Fox Man’s glowering silence was perhaps a silent yes. A temporary indignity.
“I’m going to have to hear your ‘yes’ if it’s a yes, Clodd. If not I could make things open ended.” I changed my voice to make an awful impression of a weak-voiced old man. “Some day, and that day may never come, I will call upon you to do a service for me-“
“You have your ‘yes’.” Fox Man actually made his avatar spit on the ground afterward, an odd thing to see a fox do. The narrowed eyes rolled over to the old coon. “This is half your doing.”
I decided to use Raccoon Man’s proper name. Catholics and Micmacs might be used against each other, but this was my first real exercise in navigating this dangerous spiritual world, at least as dangerous as the world of Don Corleone. “Now, given Azeban’s first warning, I should be running hard to make it to that DMZ boundary at the river.
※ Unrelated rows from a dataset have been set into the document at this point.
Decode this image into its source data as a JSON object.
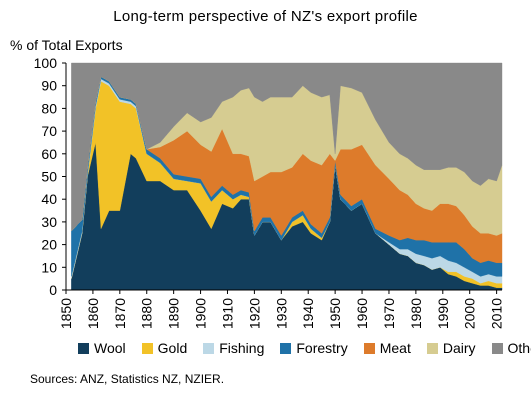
{
  "chart_data": {
    "type": "area",
    "stacked": true,
    "title": "Long-term perspective of NZ's export profile",
    "ylabel": "% of Total Exports",
    "xlabel": "",
    "ylim": [
      0,
      100
    ],
    "xlim": [
      1850,
      2012
    ],
    "yticks": [
      0,
      10,
      20,
      30,
      40,
      50,
      60,
      70,
      80,
      90,
      100
    ],
    "xticks": [
      1850,
      1860,
      1870,
      1880,
      1890,
      1900,
      1910,
      1920,
      1930,
      1940,
      1950,
      1960,
      1970,
      1980,
      1990,
      2000,
      2010
    ],
    "grid": false,
    "legend_position": "bottom",
    "x": [
      1852,
      1856,
      1858,
      1861,
      1863,
      1866,
      1870,
      1874,
      1876,
      1880,
      1885,
      1890,
      1895,
      1900,
      1904,
      1908,
      1912,
      1915,
      1918,
      1920,
      1923,
      1926,
      1930,
      1934,
      1938,
      1941,
      1945,
      1948,
      1950,
      1952,
      1956,
      1960,
      1965,
      1970,
      1974,
      1977,
      1980,
      1983,
      1986,
      1989,
      1992,
      1995,
      1998,
      2001,
      2004,
      2007,
      2010,
      2012
    ],
    "series": [
      {
        "name": "Wool",
        "color": "#123e5c",
        "values": [
          5,
          25,
          50,
          65,
          27,
          35,
          35,
          60,
          58,
          48,
          48,
          44,
          44,
          35,
          27,
          38,
          36,
          40,
          40,
          24,
          30,
          30,
          22,
          28,
          30,
          25,
          22,
          30,
          55,
          40,
          35,
          38,
          25,
          20,
          16,
          15,
          12,
          11,
          9,
          10,
          7,
          6,
          4,
          3,
          2,
          2,
          1,
          1
        ]
      },
      {
        "name": "Gold",
        "color": "#f2c227",
        "values": [
          0,
          0,
          0,
          15,
          65,
          55,
          48,
          22,
          22,
          12,
          8,
          5,
          4,
          12,
          12,
          6,
          4,
          2,
          1,
          0,
          0,
          0,
          0,
          2,
          3,
          2,
          1,
          0,
          0,
          0,
          0,
          0,
          0,
          0,
          0,
          0,
          0,
          0,
          0,
          0,
          1,
          2,
          2,
          2,
          1,
          2,
          2,
          2
        ]
      },
      {
        "name": "Fishing",
        "color": "#bcd8e6",
        "values": [
          1,
          1,
          1,
          1,
          1,
          1,
          1,
          1,
          1,
          0,
          0,
          0,
          0,
          0,
          0,
          0,
          0,
          0,
          0,
          0,
          0,
          0,
          0,
          0,
          0,
          0,
          0,
          0,
          0,
          0,
          0,
          0,
          0,
          1,
          2,
          3,
          4,
          4,
          5,
          5,
          5,
          4,
          4,
          3,
          3,
          3,
          3,
          3
        ]
      },
      {
        "name": "Forestry",
        "color": "#1f72a8",
        "values": [
          20,
          5,
          3,
          2,
          1,
          1,
          1,
          1,
          1,
          2,
          2,
          2,
          2,
          2,
          2,
          2,
          2,
          2,
          2,
          2,
          2,
          2,
          2,
          2,
          2,
          2,
          2,
          2,
          2,
          2,
          2,
          2,
          2,
          3,
          4,
          5,
          6,
          7,
          7,
          6,
          8,
          9,
          8,
          6,
          6,
          6,
          6,
          6
        ]
      },
      {
        "name": "Meat",
        "color": "#dd7b2b",
        "values": [
          0,
          0,
          0,
          0,
          0,
          0,
          0,
          0,
          0,
          0,
          5,
          15,
          20,
          15,
          20,
          25,
          18,
          16,
          16,
          22,
          18,
          20,
          28,
          22,
          25,
          28,
          30,
          28,
          0,
          20,
          25,
          24,
          28,
          25,
          22,
          19,
          16,
          14,
          14,
          17,
          17,
          16,
          15,
          14,
          13,
          12,
          12,
          13
        ]
      },
      {
        "name": "Dairy",
        "color": "#d6cc91",
        "values": [
          0,
          0,
          0,
          0,
          0,
          0,
          0,
          0,
          0,
          0,
          2,
          6,
          8,
          10,
          15,
          12,
          25,
          28,
          30,
          37,
          33,
          33,
          33,
          31,
          30,
          30,
          30,
          26,
          3,
          28,
          27,
          23,
          20,
          16,
          16,
          16,
          17,
          17,
          18,
          15,
          16,
          17,
          19,
          20,
          21,
          24,
          24,
          30
        ]
      },
      {
        "name": "Other",
        "color": "#898989",
        "values": [
          74,
          69,
          46,
          17,
          6,
          8,
          15,
          16,
          18,
          38,
          35,
          28,
          22,
          26,
          24,
          17,
          15,
          12,
          11,
          15,
          17,
          15,
          15,
          15,
          10,
          13,
          15,
          14,
          40,
          10,
          11,
          13,
          25,
          35,
          40,
          42,
          45,
          47,
          47,
          47,
          46,
          46,
          48,
          52,
          54,
          51,
          52,
          45
        ]
      }
    ],
    "source_note": "Sources: ANZ, Statistics NZ, NZIER."
  }
}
I can’t say it was a pleasure doing business, as my guts still ache … but thanks, both of you.”
“We’ll be watching,” Raccoon Man said solemnly. “You’ll need to run hard, they are close already … but that deer will help.”
Fox Man’s old mood stirred back to life. “I’ll send a little psychic hunting horn into your ears when the dogs are hot on your heels.”
The pain of the water cure had faded further, and as the sensation and disorientation left my senses were finally noticing the danger feeling. The goosebumping skin, the chill when I looked to the south, not even knowing why I had suddenly turned in this direction. But I knew. Whoever they were, they were much closer now, after I had spent most of tonight gurgling and pissing, and I had at most one day left.
Saluting them both, I then ripped the air, hurling myself to the northeast.